Minnesota Legislature speeds $21M in coronavirus money
ST. PAUL — The Minnesota Legislature voted unanimously Monday to earmark nearly $21 million to reinforce the state’s response to the coronavirus outbreak, putting the bill on the fast track to Gov. Tim Walz’s desk.
“They’re working in a totally nonpartisan manner, trying to work out just a few technical details,” the Democratic governor told reporters shortly before the 64-0 vote in the Republican-controlled Senate.
“This is a bipartisan effort and it’s the way government should work,” said GOP Sen. Jerry Relph, of St. Cloud, the lead author in the Senate.
The Democratic-controlled House, passed the bill soon afterward, 133-0, sending it back to the Senate for what was expected to a quick concurrence with a technical language change. Walz is expected to sign the bill Tuesday.

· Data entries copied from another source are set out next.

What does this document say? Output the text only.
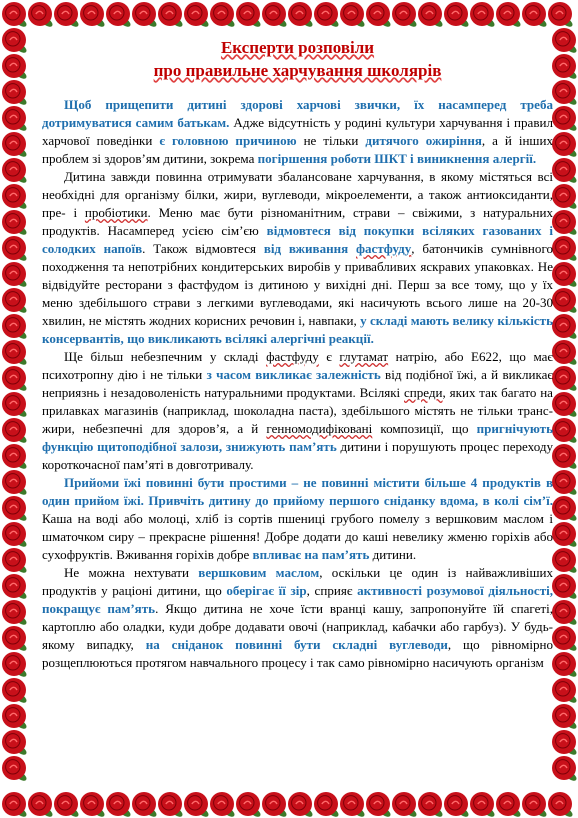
Експерти розповіли
про правильне харчування школярів

Щоб прищепити дитині здорові харчові звички, їх насамперед треба дотримуватися самим батькам. Адже відсутність у родині культури харчування і правил харчової поведінки є головною причиною не тільки дитячого ожиріння, а й інших проблем зі здоров’ям дитини, зокрема погіршення роботи ШКТ і виникнення алергії.

Дитина завжди повинна отримувати збалансоване харчування, в якому містяться всі необхідні для організму білки, жири, вуглеводи, мікроелементи, а також антиоксиданти, пре- і пробіотики. Меню має бути різноманітним, страви – свіжими, з натуральних продуктів. Насамперед усією сім’єю відмовтеся від покупки всіляких газованих і солодких напоїв. Також відмовтеся від вживання фастфуду, батончиків сумнівного походження та непотрібних кондитерських виробів у привабливих яскравих упаковках. Не відвідуйте ресторани з фастфудом із дитиною у вихідні дні. Перш за все тому, що у їх меню здебільшого страви з легкими вуглеводами, які насичують всього лише на 20-30 хвилин, не містять жодних корисних речовин і, навпаки, у складі мають велику кількість консервантів, що викликають всілякі алергічні реакції.

Ще більш небезпечним у складі фастфуду є глутамат натрію, або Е622, що має психотропну дію і не тільки з часом викликає залежність від подібної їжі, а й викликає неприязнь і незадоволеність натуральними продуктами. Всілякі спреди, яких так багато на прилавках магазинів (наприклад, шоколадна паста), здебільшого містять не тільки транс-жири, небезпечні для здоров’я, а й генномодифіковані композиції, що пригнічують функцію щитоподібної залози, знижують пам’ять дитини і порушують процес переходу короткочасної пам’яті в довготривалу.

Прийоми їжі повинні бути простими – не повинні містити більше 4 продуктів в один прийом їжі. Привчіть дитину до прийому першого сніданку вдома, в колі сім’ї. Каша на воді або молоці, хліб із сортів пшениці грубого помелу з вершковим маслом і шматочком сиру – прекрасне рішення! Добре додати до каші невелику жменю горіхів або сухофруктів. Вживання горіхів добре впливає на пам’ять дитини.

Не можна нехтувати вершковим маслом, оскільки це один із найважливіших продуктів у раціоні дитини, що оберігає її зір, сприяє активності розумової діяльності, покращує пам’ять. Якщо дитина не хоче їсти вранці кашу, запропонуйте їй спагеті, картоплю або оладки, куди добре додавати овочі (наприклад, кабачки або гарбуз). У будь-якому випадку, на сніданок повинні бути складні вуглеводи, що рівномірно розщеплюються протягом навчального процесу і так само рівномірно насичують організм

Walz said it’s highly likely that Minnesota will need to come up with more than the money under discussion Monday, but he said that’s what state agencies think they need for now. Several lawmakers agreed that more money eventually will be needed as the outbreak spreads.
For most people, the new coronavirus causes only mild or moderate symptoms, such as fever and cough. For some, especially older adults and people with existing health problems, it can cause more severe illness, including pneumonia.
The vast majority of people recover from the new virus. According to the World Health Organization, people with mild illness recover in about two weeks, while those with more severe illness may take three to six weeks to recover. In mainland China, where the virus first exploded, more than 80,000 people have been diagnosed and more than 58,000 have so far recovered.
The bill adds $20.9 million to a public health emergency account that already contains $4.6 million. The new money could only be used for responding to the current outbreak, while the older money could also be used for future disease outbreaks. The Minnesota Department of Health plans to use the money for staff costs, expanded testing and protective equipment.
House Speaker Melissa Hortman, of Brooklyn Park, said committees in her chamber this week will consider additional legislation to address the crisis, starting Tuesday.
One of those bills would expand the governor’s power to declare peacetime emergencies to include public health emergencies. It would also set up a loan fund for health care providers that struggle to cope with the epidemic.
The department has recorded two cases of COVID-19 in Minnesota, a Ramsey County case that was confirmed Friday and a Carver County case confirmed Sunday. On Monday, the department said as many as 20 Minnesotans might have had contact with the second patient before that person knew they were infected, the St. Paul Pioneer Press reported.
Republican Senate Majority Leader Paul Gazelka, of East Gull Lake, said after the Senate vote that it’s important to take the threat seriously, but to remain calm. He pointed out that the seasonal flu has resulted in many more illnesses, hospitalizations and deaths in Minnesota and nationally.
“We expect more cases but we’re going to be able to navigate through it if people just follow the guidelines that they do for the flu,” he said. “Cover your cough when you’re coughing, wash your hands, if you’re sick stay at home.”